The Netherlands Court of Audit comes to these conclusions in its audit report, In Public Hands – New energy transition tasks for state owned enterprises, which it published on 24 June 2021. The government announced in 2020 that it would play a more decisive role in the development of the new infrastructure for renewable energy by involving state owned enterprises. The government wants the new infrastructure to achieve the agreed climate goals. The new renewable energy infrastructure will comprise a heat transmission network, the production of geothermal energy and offshore wind farm connections to the existing onshore electricity grid. The involvement of Gasunie, EBN and TenneT will require billions of public euros.
Limited study of alternatives
The minister has carried out only limited studies of alternatives to develop a new infrastructure for the transition from fossil fuels to renewable energy that do not involve these three companies, which are all 100% state owned. The minister has also inadequately shown how the involvement of these companies will contribute to the public interest in terms of, for instance, supply security and affordability.
Cost to citizens and businesses largely unknown
The Minister of EZK along with the Minister of Finance as the shareholder of Gasunie and TenneT and others have gone to substantial lengths to arrange efficient financing structures and can intervene in the construction of the network through legislation and regulation. How much the involvement of these state owned enterprises will cost citizens and businesses, however, is still largely unknown. Parliament has to date not received appropriate information from the minister.
Gasunie can connect heat providers and customers through WarmtelinQ
An example of the involvement of state owned enterprises is Gasunie’s participation in the development of WarmtelinQ to transmit excess heat from the Port of Rotterdam to Delft, The Hague, other towns and greenhouses in Westland. When this project was in danger of stalling under the management of the commercial energy company Eneco, the minister asked Gasunie to step in and manage WarmtelinQ so that the task would be in public hands. WarmtelinQ must contribute to the national climate goals but it is not clear how much CO2 it will save. The project should be a cost efficient solution but a cost estimate had not been made at the time of our audit.

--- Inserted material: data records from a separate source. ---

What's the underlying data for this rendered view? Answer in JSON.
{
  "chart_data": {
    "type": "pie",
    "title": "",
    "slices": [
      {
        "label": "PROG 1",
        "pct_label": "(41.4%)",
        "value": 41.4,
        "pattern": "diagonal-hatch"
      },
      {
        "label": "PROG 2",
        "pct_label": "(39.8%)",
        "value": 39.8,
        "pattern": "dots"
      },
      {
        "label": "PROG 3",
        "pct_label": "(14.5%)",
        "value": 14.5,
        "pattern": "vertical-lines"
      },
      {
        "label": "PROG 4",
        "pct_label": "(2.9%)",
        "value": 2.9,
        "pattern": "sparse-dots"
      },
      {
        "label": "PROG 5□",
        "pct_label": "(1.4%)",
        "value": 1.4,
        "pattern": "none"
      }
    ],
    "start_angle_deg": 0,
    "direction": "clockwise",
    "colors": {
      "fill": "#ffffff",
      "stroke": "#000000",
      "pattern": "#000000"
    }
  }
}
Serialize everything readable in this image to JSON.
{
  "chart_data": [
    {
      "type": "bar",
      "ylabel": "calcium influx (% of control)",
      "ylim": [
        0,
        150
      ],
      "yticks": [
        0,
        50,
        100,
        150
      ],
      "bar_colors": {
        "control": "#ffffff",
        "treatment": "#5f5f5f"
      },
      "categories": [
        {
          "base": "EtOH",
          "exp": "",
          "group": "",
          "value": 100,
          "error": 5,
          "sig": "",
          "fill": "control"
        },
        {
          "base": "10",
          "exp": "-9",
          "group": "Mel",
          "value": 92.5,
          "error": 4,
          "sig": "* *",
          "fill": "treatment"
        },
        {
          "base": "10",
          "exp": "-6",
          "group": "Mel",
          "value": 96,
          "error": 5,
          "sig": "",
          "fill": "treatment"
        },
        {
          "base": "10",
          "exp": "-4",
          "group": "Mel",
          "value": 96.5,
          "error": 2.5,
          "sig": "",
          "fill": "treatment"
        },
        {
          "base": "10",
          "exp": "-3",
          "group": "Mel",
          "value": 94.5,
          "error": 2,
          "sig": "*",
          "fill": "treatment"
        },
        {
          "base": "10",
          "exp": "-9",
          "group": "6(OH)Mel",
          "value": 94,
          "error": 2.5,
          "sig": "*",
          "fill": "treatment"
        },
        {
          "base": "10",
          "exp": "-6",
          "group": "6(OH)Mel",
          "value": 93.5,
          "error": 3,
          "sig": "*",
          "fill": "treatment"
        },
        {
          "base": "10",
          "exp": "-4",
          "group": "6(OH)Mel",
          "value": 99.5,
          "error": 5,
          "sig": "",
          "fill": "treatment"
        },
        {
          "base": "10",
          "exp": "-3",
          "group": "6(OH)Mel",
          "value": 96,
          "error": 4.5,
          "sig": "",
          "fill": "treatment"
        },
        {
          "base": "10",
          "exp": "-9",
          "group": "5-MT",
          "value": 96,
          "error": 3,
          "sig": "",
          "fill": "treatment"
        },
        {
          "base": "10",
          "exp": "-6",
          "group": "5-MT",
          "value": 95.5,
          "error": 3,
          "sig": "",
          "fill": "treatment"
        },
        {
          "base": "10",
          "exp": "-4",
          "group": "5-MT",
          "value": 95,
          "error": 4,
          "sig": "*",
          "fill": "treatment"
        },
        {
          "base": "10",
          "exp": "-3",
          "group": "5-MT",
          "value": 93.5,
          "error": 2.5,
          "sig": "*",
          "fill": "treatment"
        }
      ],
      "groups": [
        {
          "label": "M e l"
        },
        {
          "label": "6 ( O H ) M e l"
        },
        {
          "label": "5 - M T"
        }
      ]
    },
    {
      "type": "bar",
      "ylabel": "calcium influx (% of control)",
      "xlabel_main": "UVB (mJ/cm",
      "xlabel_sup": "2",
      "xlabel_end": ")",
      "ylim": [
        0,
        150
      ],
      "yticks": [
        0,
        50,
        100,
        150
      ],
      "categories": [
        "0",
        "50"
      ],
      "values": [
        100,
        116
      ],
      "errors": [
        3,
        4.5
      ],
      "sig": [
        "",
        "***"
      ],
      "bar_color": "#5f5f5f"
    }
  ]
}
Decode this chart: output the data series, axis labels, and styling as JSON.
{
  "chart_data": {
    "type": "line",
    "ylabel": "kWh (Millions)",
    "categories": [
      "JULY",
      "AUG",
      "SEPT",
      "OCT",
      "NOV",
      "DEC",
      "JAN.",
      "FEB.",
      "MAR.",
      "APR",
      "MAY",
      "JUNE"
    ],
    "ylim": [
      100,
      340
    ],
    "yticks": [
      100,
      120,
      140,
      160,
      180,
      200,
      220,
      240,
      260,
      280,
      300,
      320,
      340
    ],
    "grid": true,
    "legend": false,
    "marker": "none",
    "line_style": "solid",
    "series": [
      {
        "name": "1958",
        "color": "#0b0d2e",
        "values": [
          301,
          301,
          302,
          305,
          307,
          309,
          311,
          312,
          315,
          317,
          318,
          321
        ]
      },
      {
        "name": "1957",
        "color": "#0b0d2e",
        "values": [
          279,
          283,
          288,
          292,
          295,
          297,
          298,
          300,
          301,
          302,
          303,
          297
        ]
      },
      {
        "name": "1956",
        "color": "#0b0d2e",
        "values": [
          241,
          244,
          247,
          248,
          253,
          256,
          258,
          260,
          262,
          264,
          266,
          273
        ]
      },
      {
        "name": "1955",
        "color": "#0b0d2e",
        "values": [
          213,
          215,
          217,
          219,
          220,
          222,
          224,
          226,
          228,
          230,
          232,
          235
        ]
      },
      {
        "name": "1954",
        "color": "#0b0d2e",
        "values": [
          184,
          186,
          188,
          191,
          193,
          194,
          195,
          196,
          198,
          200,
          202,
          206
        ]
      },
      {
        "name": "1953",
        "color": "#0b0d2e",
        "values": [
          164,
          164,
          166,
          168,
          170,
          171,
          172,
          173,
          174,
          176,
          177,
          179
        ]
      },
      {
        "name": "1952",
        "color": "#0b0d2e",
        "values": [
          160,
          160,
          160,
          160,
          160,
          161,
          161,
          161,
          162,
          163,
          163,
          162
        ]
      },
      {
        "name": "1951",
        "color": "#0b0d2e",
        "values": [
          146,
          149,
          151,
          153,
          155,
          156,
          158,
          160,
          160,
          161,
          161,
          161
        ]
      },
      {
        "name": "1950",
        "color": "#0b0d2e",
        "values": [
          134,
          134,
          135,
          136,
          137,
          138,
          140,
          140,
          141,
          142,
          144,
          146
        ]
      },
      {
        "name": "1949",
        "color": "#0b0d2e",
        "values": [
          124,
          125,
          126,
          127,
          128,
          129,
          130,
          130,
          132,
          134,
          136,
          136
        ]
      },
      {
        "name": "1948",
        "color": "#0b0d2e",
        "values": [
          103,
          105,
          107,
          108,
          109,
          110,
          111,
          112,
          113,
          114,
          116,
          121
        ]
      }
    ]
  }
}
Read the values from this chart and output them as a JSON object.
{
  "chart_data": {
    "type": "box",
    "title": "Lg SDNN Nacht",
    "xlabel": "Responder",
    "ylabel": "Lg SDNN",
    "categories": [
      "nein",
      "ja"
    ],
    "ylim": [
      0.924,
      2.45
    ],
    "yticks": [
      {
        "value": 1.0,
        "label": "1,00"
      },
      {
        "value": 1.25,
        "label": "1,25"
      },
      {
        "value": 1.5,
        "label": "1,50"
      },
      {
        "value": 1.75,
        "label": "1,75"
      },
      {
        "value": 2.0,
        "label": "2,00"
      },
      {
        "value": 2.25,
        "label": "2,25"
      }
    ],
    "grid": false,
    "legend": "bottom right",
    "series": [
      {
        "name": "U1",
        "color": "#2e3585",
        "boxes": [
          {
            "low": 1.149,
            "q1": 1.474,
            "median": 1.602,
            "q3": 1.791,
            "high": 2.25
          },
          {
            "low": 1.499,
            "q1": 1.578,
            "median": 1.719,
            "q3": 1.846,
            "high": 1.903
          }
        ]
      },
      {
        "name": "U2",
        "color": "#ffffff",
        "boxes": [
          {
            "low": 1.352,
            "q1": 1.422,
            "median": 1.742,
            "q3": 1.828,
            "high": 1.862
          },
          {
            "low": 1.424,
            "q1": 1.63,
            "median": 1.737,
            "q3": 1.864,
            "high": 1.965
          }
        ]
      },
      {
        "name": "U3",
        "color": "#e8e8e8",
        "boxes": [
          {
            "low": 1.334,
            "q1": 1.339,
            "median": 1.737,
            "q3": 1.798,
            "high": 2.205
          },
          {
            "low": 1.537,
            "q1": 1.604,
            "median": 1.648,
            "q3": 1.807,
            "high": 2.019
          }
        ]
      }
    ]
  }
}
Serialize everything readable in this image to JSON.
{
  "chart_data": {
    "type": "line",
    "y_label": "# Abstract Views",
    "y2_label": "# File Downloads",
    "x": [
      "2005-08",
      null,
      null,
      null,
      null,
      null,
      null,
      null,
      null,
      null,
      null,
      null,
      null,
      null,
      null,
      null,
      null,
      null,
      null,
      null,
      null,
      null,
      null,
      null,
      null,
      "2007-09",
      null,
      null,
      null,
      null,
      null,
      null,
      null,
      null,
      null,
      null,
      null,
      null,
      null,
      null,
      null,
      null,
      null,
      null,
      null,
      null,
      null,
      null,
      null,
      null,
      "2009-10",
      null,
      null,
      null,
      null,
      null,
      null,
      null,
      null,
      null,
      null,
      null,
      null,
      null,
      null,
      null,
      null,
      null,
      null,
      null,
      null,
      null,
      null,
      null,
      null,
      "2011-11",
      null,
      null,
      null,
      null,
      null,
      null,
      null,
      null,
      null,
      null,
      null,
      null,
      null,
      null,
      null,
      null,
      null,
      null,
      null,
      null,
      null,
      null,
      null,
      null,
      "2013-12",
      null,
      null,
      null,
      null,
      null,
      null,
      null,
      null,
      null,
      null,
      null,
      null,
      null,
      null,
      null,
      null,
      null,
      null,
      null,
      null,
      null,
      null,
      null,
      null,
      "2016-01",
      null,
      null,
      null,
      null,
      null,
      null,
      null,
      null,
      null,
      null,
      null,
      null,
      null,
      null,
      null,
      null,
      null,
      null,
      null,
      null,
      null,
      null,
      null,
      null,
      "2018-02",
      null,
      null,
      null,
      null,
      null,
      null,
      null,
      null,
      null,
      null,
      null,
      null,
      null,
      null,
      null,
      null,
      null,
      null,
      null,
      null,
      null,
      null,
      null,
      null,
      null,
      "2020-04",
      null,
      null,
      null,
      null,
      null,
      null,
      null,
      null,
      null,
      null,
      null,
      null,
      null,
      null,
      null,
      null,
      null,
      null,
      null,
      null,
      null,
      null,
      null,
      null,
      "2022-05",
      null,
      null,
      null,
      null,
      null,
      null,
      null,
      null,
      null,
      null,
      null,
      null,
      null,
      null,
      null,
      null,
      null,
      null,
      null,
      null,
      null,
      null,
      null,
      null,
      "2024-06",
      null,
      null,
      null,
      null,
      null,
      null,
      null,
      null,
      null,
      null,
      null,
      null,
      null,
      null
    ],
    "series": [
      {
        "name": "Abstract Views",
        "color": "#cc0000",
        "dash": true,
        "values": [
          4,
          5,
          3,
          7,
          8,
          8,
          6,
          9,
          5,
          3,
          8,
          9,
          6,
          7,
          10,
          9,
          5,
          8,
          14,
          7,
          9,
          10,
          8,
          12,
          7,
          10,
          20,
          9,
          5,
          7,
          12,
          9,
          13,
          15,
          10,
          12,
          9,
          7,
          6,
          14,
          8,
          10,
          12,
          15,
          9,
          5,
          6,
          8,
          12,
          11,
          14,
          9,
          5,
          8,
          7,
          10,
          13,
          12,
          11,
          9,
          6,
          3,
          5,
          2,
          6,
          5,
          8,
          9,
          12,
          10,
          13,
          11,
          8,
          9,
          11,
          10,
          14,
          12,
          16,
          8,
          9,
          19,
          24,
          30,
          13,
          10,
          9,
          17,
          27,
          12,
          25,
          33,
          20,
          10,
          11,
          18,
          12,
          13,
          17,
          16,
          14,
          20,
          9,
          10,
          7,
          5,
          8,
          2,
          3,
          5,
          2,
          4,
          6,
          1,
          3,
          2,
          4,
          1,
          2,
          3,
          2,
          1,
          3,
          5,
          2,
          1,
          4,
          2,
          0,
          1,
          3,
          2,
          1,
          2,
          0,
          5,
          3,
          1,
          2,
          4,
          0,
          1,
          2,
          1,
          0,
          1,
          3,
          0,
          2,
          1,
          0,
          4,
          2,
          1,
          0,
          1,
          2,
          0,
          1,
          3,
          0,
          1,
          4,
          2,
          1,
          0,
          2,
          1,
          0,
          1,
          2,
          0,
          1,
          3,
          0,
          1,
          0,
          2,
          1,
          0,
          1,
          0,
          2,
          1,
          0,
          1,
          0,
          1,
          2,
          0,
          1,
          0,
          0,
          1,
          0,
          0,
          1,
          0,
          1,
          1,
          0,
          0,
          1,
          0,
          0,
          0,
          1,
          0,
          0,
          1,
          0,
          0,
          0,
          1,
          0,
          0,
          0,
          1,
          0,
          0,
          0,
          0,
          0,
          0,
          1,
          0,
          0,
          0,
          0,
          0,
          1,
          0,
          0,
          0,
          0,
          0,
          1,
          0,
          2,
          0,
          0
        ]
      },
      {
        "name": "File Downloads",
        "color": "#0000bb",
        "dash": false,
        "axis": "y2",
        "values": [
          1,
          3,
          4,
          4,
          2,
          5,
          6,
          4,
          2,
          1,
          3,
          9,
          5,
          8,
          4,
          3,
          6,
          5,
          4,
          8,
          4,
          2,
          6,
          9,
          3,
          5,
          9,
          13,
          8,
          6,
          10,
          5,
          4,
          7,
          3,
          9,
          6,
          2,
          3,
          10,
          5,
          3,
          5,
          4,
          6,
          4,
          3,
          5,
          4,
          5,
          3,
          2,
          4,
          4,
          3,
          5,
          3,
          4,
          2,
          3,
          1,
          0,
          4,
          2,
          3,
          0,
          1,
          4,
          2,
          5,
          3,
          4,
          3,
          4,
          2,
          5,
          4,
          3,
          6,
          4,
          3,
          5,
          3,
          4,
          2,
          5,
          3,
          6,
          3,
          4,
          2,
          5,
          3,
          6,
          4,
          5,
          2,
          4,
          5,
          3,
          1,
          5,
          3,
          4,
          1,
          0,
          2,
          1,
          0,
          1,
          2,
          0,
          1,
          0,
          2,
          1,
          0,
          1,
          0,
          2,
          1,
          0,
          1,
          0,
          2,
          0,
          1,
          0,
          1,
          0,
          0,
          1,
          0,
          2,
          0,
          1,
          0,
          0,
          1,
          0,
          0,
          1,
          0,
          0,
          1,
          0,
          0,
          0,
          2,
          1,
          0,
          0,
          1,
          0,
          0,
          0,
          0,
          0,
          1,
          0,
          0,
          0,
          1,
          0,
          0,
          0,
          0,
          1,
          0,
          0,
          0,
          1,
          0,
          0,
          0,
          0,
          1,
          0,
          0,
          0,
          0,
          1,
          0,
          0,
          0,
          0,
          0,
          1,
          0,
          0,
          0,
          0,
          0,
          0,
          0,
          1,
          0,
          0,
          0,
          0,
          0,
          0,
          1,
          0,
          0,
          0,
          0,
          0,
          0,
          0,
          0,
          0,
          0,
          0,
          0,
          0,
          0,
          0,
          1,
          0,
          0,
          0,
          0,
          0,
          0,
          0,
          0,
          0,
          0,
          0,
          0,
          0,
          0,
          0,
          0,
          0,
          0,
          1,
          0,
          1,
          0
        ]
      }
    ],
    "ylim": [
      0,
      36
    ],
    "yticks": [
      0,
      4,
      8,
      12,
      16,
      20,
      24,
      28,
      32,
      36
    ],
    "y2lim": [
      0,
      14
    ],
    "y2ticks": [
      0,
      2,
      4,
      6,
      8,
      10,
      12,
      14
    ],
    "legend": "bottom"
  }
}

EBN, which has traditionally borne the risk in oil and gas concessions, also bears the risk in geothermal energy projects. It can invest up to €161 million in such projects over five years. TenneT has been tasked with connecting offshore wind farms to the onshore electricity grid, at a cost of more than €4 billion in public money. In all 3 examples, members of parliament cannot properly assess whether the total costs are proportionate to the contributions from the treasury because the minister has provided them with only limited information.
Ministers accept recommendations
In response to our audit, the Minister of EZK and the Minister of Finance wrote that they would explain the reasons for the involvement of state owned enterprises more explicitly so that the House of Representatives would be better informed about how the public interest was being protected and what financial consequences the new statutory tasks would have. In its afterword, the Court of Audit stressed the importance of this because further decisions are still expected about the new energy transition infrastructure.